BREATHE

https://www.oskarcepan.sk/en/year/1

The Oskár Čepan Award 2019

Finalists: Jan Durina, Dávid Koronczi, Milan Mazúr, Erik Sikora (Winner of the Award), Gabriela Zigová (Visitors Choice)

08. 11. 2019 – 01. 03. 2020

East Slovak Gallery, Košice, Slovakia

Graphic Design & Architecture: Peter Liška

Production: Zlata Borůvková

Project Management: Lucia Gavulová – Director of Contemporary Art Foundation

Ecology of Desire

Curated by Václav Janoščík

Photo: Tibor Czitó, Leontína Berková

The portrayal of society in BREATHE

In her performance and installation BREATHE, finalist of the Oskár Čepan Award 2019 Gabriela Zigová addresses current and pressing societal issues such as crowd psychology, overpopulation, climate change, and consumerism. With borrowed elements from a busy city life in London, where Zigová lives and works, she paints a sober and pessimistic picture of society’s current state.

Gabriela Zigová’s site-specific performance shows a crowd of young adults moving around in the gallery space, where she uses elements that remind of the inside of London’s train carriages and commuting in a large city. The performers exude a tense energy with their angry or emotionless faces and quick steps, the atmosphere in the room becomes increasingly more aggressive as the performers get physically closer to the viewers. Zigová establishes a connection between performers and audience to create a participatory work of art that ‘is perceived to channel art’s symbolic capital towards constructive social change.’ The audience becomes part of Zigová’s work and, by being able to participate in her own experience and portrayal of a neo-liberal society, is urged to question how to apply change to work towards a more compassionate and inclusive society.

Between outbursts of negative emotions, the performers of BREATHE stand still and collectively take several deep breaths to suggest a moment of calm – only to be suddenly interrupted by a loud noise, and, once again, the crowd starts pacing through the room. In those moments of tranquility, the crowd breathes as one organism, and yet the viewer catches a glimpse of the individual being and its human need for introspection in the midst of a chaotic and anxiety filled space. Zigová draws inspiration from German artist Anne Imhof whose performances often evoke ‘feelings of anxiety and helplessness, when [the performers] move off, [disappear] into the crowd and [leave the viewer] with a feeling of passing, shallow intimacy: a reflection of urban life’s alienating anonymity, made up of glimpsed narratives’. Even though individuality seems to be completely erased in an anonymous crowd of commuters, Zigová still hints to the web of individuals this homogeneous mass is constituted of.

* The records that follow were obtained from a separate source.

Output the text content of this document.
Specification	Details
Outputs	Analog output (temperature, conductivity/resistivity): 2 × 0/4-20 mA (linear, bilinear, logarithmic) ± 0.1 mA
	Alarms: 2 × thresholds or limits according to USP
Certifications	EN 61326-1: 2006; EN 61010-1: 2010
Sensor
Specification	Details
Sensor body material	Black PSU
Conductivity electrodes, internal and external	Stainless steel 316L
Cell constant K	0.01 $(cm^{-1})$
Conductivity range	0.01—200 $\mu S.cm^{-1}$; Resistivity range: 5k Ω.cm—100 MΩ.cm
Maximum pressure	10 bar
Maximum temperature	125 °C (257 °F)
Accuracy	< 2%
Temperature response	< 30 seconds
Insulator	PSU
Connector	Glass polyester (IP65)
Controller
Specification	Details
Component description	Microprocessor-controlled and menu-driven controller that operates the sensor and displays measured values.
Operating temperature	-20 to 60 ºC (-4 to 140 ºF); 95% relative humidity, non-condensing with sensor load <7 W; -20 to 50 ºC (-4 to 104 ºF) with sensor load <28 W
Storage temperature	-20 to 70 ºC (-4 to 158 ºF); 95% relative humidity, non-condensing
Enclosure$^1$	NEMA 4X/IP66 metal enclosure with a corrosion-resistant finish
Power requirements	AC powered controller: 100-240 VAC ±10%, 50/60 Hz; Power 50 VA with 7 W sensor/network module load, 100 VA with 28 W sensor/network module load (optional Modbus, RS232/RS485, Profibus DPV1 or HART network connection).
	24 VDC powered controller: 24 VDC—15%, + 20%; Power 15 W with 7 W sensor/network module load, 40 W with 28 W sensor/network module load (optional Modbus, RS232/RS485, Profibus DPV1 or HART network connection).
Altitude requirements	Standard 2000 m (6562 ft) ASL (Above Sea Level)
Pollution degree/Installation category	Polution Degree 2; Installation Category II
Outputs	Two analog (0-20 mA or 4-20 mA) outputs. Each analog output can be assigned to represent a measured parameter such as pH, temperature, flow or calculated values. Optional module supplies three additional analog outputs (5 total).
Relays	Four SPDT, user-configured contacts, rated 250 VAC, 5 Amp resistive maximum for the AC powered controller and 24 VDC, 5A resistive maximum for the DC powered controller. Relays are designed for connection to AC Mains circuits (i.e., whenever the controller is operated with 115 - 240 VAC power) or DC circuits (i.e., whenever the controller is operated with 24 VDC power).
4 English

It is noticeable that the performers are all young, white and able-bodied. The artist alludes to the less diverse demographics in Slovakia, especially in comparison with much more diverse metropolises like London. Zigová’s intention is to demonstrate certain dichotomies in crowds: even though they might appear different, crowds still behave in similar ways around the world and even though a crowd can consist of individuals with different backgrounds, questions of class, race or religion of the individual are erased. This notion, however, only scratches the surface of a wider problem – can the social identity of individuals be fully omitted within crowds, as a crowd is a group of people coming together in a certain context that is often dictated by the identity or status of an individual within society?

BREATHE addresses the responsibility members of a crowd carry for each other by mirroring the frustration of commuters on overcrowded trains and the moment where people who initially find themselves in the same social situation can easily turn against each other. To Zigová, crowd dynamics are a particularly emotionally charged phenomenon. She is attempting to show how members of a crowd depend on each other to keep a working system intact by controlling infectious emotions such as anger, stress and claustrophobia that can often accumulate into mass panic and transform a collaborating group of people to being a danger for each other. 

Video: Onomatopoje Studio

The performers are all wearing a uniform of black hoodies designed by the artist to emphasise the disappearing of individuality in a homogeneous crowd. The hoodies also stand in as a metaphor for consumerism and overproduction, just like the single-use coffee cups that are placed on the floor of the gallery during the performance and in the installation. Especially in big cities, single-use products are regularly being carelessly left behind without thoughts of wastage, recycling and climate change, while the demand to satisfy every need as efficiently as possible – more often than not in unethical ways – rises in overpopulated hubs. With her performance, Zigová intends to ‘rehumanise[…] a society rendered numb and fragmented by the repressive instrumentality of capitalist production.’ She brings up the question of people’s responsibility towards the environment and their responsibility towards each other within a society: just like single-use products, people are often treated as if they have single-use lives – the life of the individual becomes obsolete in a climate of efficiency and mass-production; and so Zigová reminds her audience to breathe.